Il primo confuso incontro, di poco successivo alla lettura del volumetto BUR dedicato nel 1951 alla tragedia shakespeariana, fu la tardiva visione in qualche cinemino dell'Amleto (1948) di Laurence Olivier con una Jean Simmons troppo Max Factor nel ruolo di Ofelia. Si sapeva ancora poco di psicoanalisi, ma che ci fosse di mezzo il complesso di Edipo, in quella classica eppur moderna messa in scena, lo capiva anche un adolescente precoce.
Occorreva a questo punto poter osservare il prence di Danimarca dal vero, e l'occasione venne nel 1954 con la prima versione completa inscenata con il Teatro d'Arte Italiano da Luigi Squarzina, protagonista un Vittorio Gassman molto narcisista, che da gran mattatore qual era pareva esser lui l'autore del testo, con una smarrita Anna Maria Ferrero nei panni di Ofelia.

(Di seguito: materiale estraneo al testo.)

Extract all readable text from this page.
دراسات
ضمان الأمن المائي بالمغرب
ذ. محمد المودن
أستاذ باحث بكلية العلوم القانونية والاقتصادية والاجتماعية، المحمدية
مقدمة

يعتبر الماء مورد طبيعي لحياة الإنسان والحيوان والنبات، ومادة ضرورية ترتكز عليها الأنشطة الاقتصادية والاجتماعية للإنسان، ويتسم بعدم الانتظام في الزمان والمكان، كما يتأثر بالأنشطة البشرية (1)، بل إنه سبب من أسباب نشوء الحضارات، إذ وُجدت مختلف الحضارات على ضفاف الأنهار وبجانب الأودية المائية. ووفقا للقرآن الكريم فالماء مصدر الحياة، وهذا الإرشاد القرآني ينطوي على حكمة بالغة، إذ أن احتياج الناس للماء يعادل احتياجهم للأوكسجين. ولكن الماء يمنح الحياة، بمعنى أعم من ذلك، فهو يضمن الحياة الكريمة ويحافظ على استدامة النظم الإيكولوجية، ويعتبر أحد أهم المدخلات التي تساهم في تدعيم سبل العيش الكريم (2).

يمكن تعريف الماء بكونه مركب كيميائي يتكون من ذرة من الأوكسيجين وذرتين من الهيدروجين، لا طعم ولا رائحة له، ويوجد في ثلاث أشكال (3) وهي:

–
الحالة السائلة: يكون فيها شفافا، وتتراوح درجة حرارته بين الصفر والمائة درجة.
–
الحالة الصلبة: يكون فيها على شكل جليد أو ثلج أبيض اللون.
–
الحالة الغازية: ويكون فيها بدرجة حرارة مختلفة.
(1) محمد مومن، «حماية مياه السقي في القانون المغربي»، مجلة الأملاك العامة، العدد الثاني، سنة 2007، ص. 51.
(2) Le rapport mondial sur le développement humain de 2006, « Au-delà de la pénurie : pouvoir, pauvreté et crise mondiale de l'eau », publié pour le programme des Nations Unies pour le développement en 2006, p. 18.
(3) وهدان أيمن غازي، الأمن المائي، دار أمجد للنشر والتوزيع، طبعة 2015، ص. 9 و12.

Ma la vera sorpresa giunse dieci anni dopo, tanto più preziosa quanto più rara, almeno per quanto riguardava il nostro mercato, e a reggere il grave compito era un attore la cui dialettica, congiunta alla sobrietà, ingigantiva il testo: Innokentij Michajlovič Smoktunovskij, di cui oggi si ricorda il ventennale dalla morte, a 69 anni.
Quello diretto nel 1964 da Grigorij Kozinčev, che si giovava della nuova traduzione di Boris Pasternak e della potente colonna musicale di Dmitrij Šostakovič, era un Amleto, anzi un Gamlet, che apriva nuovi orizzonti. Era un testo politico sui temi dell'ingiustizia e della dittatura, in un Elsinore che pareva una prigione, con un protagonista «riflessivo e impotente, inquieto e intellettuale, che sarebbe diventato il simbolo di un'epoca di profondi cambiamenti e di crisi delle categorie estetiche e politiche imperanti in Unione Sovietica sino alla morte di Stalin (1953)» (Daniele Dottorini). Lo avremmo interamente capito solo più tardi, ma intanto erano forti le riflessioni e le inquietudini che ci aveva trasmesso.
A farci apprezzare completamente Smoktunovskij e il suo talento immenso avevano contribuito altri due film, entrambi simbolo della stagione del “disgelo”, attore simbolo egli stesso: La lettera non spedita (1960) di Michail Kalatozov e, soprattutto, Nove giorni in un anno (1962), di Michail Romm. Nel primo è il capo di una piccola spedizione geologica che perisce a causa di un vasto incendio: l'allusivo tema centrale è la lotta angosciosa contro le forze preponderanti della natura. Nel secondo è un giovane scienziato «disincantato e lucido nell'analizzare il suo ruolo nella società sovietica contemporanea, nel riflettere sul significato della loro vita, dell'amore, del lavoro, della scienza nella società in cui vive: un'analisi che è critica ora aperta ora sorniona al passato e al presente della politica sovietica».
Colui che, con qualche contraddizione, ottenne il Premio Lenin per ques'ultimo film ed è stato proclamato “Il re degli attori sovietici”, premiato come Artista del Popolo nel 1974 ed Eroe del Lavoro Socialista nel 1990, è anche curiosamente legato al cinema italiano. Nel 1987 compare, accanto a Mastroianni e alla Mangano, in Oci ciornie di Nikita Michalkov; nel 1991, accanto a Isabella Rossellini, nel modesto Caccia alla vedova di Giorgio Ferrara; nel 1992, accanto a Franco Nero, nel modestissimo Zoloto (Oro) di Fabio Bonzi. E colui che aveva contribuito all'avvento in Unione Sovietica di un cinema moderno e alla rottura dei codici linguistici ed espressivi del realismo socialista pareva essersi spento con il loro tramonto.